What Is Not in the Original Twelve
Twelve-Factor was written for stateless web apps without LLMs, and it does not address failure modes that will most likely take down an agent. A short list of what the original twelve do not cover, with the Microsoft-side answer next to each:
- Prompt injection and tool-call authorization — assume every retrieved document and every user message is hostile. Microsoft Entra gives each agent its own identity; tool calls authorize the agent, not the user behind it. Azure AI Content Safety and Foundry’s policy controls do the input/output filtering.
- Evaluation as a release gate — agents need an eval suite the same way services need unit tests. Foundry’s evaluation tooling and continuous evaluation pipelines plug directly into GitHub Actions so that an agent version cannot be promoted if it regresses on a known dataset.

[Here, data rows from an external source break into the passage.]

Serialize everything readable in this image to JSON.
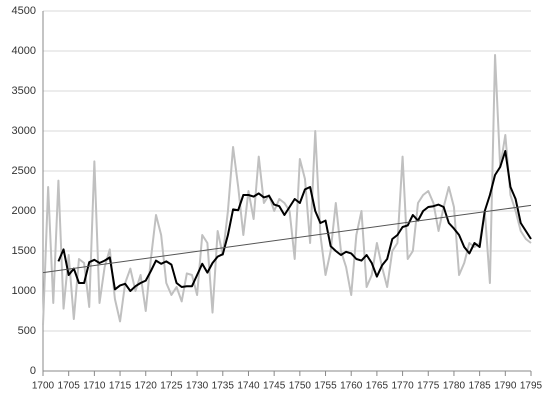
{
  "chart_data": {
    "type": "line",
    "x": [
      1700,
      1701,
      1702,
      1703,
      1704,
      1705,
      1706,
      1707,
      1708,
      1709,
      1710,
      1711,
      1712,
      1713,
      1714,
      1715,
      1716,
      1717,
      1718,
      1719,
      1720,
      1721,
      1722,
      1723,
      1724,
      1725,
      1726,
      1727,
      1728,
      1729,
      1730,
      1731,
      1732,
      1733,
      1734,
      1735,
      1736,
      1737,
      1738,
      1739,
      1740,
      1741,
      1742,
      1743,
      1744,
      1745,
      1746,
      1747,
      1748,
      1749,
      1750,
      1751,
      1752,
      1753,
      1754,
      1755,
      1756,
      1757,
      1758,
      1759,
      1760,
      1761,
      1762,
      1763,
      1764,
      1765,
      1766,
      1767,
      1768,
      1769,
      1770,
      1771,
      1772,
      1773,
      1774,
      1775,
      1776,
      1777,
      1778,
      1779,
      1780,
      1781,
      1782,
      1783,
      1784,
      1785,
      1786,
      1787,
      1788,
      1789,
      1790,
      1791,
      1792,
      1793,
      1794,
      1795
    ],
    "series": [
      {
        "color": "#c0c0c0",
        "width": 2,
        "values": [
          575,
          2300,
          850,
          2380,
          780,
          1450,
          650,
          1400,
          1350,
          800,
          2620,
          850,
          1300,
          1520,
          900,
          620,
          1100,
          1280,
          1000,
          1200,
          750,
          1400,
          1950,
          1700,
          1100,
          950,
          1050,
          870,
          1220,
          1200,
          950,
          1700,
          1600,
          730,
          1750,
          1450,
          2000,
          2800,
          2300,
          1700,
          2250,
          1900,
          2680,
          2100,
          2200,
          2000,
          2150,
          2100,
          2000,
          1400,
          2650,
          2400,
          1600,
          3000,
          1700,
          1200,
          1500,
          2100,
          1500,
          1300,
          950,
          1700,
          2000,
          1050,
          1200,
          1600,
          1300,
          1050,
          1500,
          1600,
          2680,
          1400,
          1500,
          2100,
          2200,
          2250,
          2100,
          1750,
          2050,
          2300,
          2050,
          1200,
          1350,
          1600,
          1550,
          1600,
          2000,
          1100,
          3950,
          2550,
          2950,
          2200,
          2000,
          1750,
          1650,
          1600
        ]
      },
      {
        "color": "#000000",
        "width": 2,
        "values": [
          null,
          null,
          null,
          1370,
          1520,
          1200,
          1280,
          1100,
          1100,
          1360,
          1390,
          1350,
          1380,
          1420,
          1020,
          1070,
          1090,
          1000,
          1060,
          1100,
          1130,
          1250,
          1380,
          1340,
          1370,
          1330,
          1100,
          1050,
          1060,
          1060,
          1200,
          1340,
          1230,
          1350,
          1430,
          1460,
          1700,
          2020,
          2010,
          2200,
          2200,
          2180,
          2220,
          2170,
          2190,
          2080,
          2060,
          1950,
          2050,
          2150,
          2100,
          2270,
          2300,
          2000,
          1850,
          1880,
          1560,
          1500,
          1450,
          1490,
          1470,
          1400,
          1380,
          1450,
          1350,
          1180,
          1320,
          1400,
          1650,
          1700,
          1800,
          1820,
          1950,
          1880,
          2000,
          2050,
          2060,
          2080,
          2050,
          1850,
          1780,
          1700,
          1550,
          1470,
          1600,
          1550,
          2000,
          2200,
          2450,
          2550,
          2750,
          2300,
          2150,
          1850,
          1750,
          1650
        ]
      }
    ],
    "trendline": {
      "x": [
        1700,
        1795
      ],
      "values": [
        1230,
        2070
      ],
      "color": "#555555"
    },
    "xlim": [
      1700,
      1795
    ],
    "xticks": [
      1700,
      1705,
      1710,
      1715,
      1720,
      1725,
      1730,
      1735,
      1740,
      1745,
      1750,
      1755,
      1760,
      1765,
      1770,
      1775,
      1780,
      1785,
      1790,
      1795
    ],
    "ylim": [
      0,
      4500
    ],
    "yticks": [
      0,
      500,
      1000,
      1500,
      2000,
      2500,
      3000,
      3500,
      4000,
      4500
    ],
    "grid": true
  }
}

- Model rollback and drift — pin model deployments, keep the previous version warm, and have a documented rollback path. The Foundry model catalog and per-environment model bindings make this straightforward, but only if you actually use them.
- Human-in-the-loop — for any action with real-world side effects, design the approval step into the agent from day one. Logic Apps, Teams adaptive cards, and Power Automate approvals are all production-ready integrations for this.
- Multi-agent coordination and handoff state — once you have more than one agent, the state that lives between them becomes its own first-class concern. MAF gives you primitives for orchestration, but the discipline of treating handoff state as an explicit, observable, replayable artifact is on you.
Where Does this Leave Us?
We’re in the AI era now and things move fast. However, I’ve been noticing we are repeating the same mistakes we fought hard to avoid with cloud-native apps. The point of this post is not that Twelve-Factor is a perfect lens for agents. It may or may not be. The point is that the discipline behind it — declarative codebases, pinned dependencies, externalized config, attached backing services, immutable builds, observable state, real observability — is the discipline we followed with cloud-native apps for years and it is exactly the discipline we need right now, when the temptation to glue together prompt-and-tool prototypes and call them production systems is at an all-time high.
Microsoft Foundry gives you the runtime and most of the building blocks. Azure gives you the rest. The original twelve give you the operating model. The new failure modes give you the gaps to fill on top.
Build the boring parts well. Sleep well at night. Your agent will thank you for it.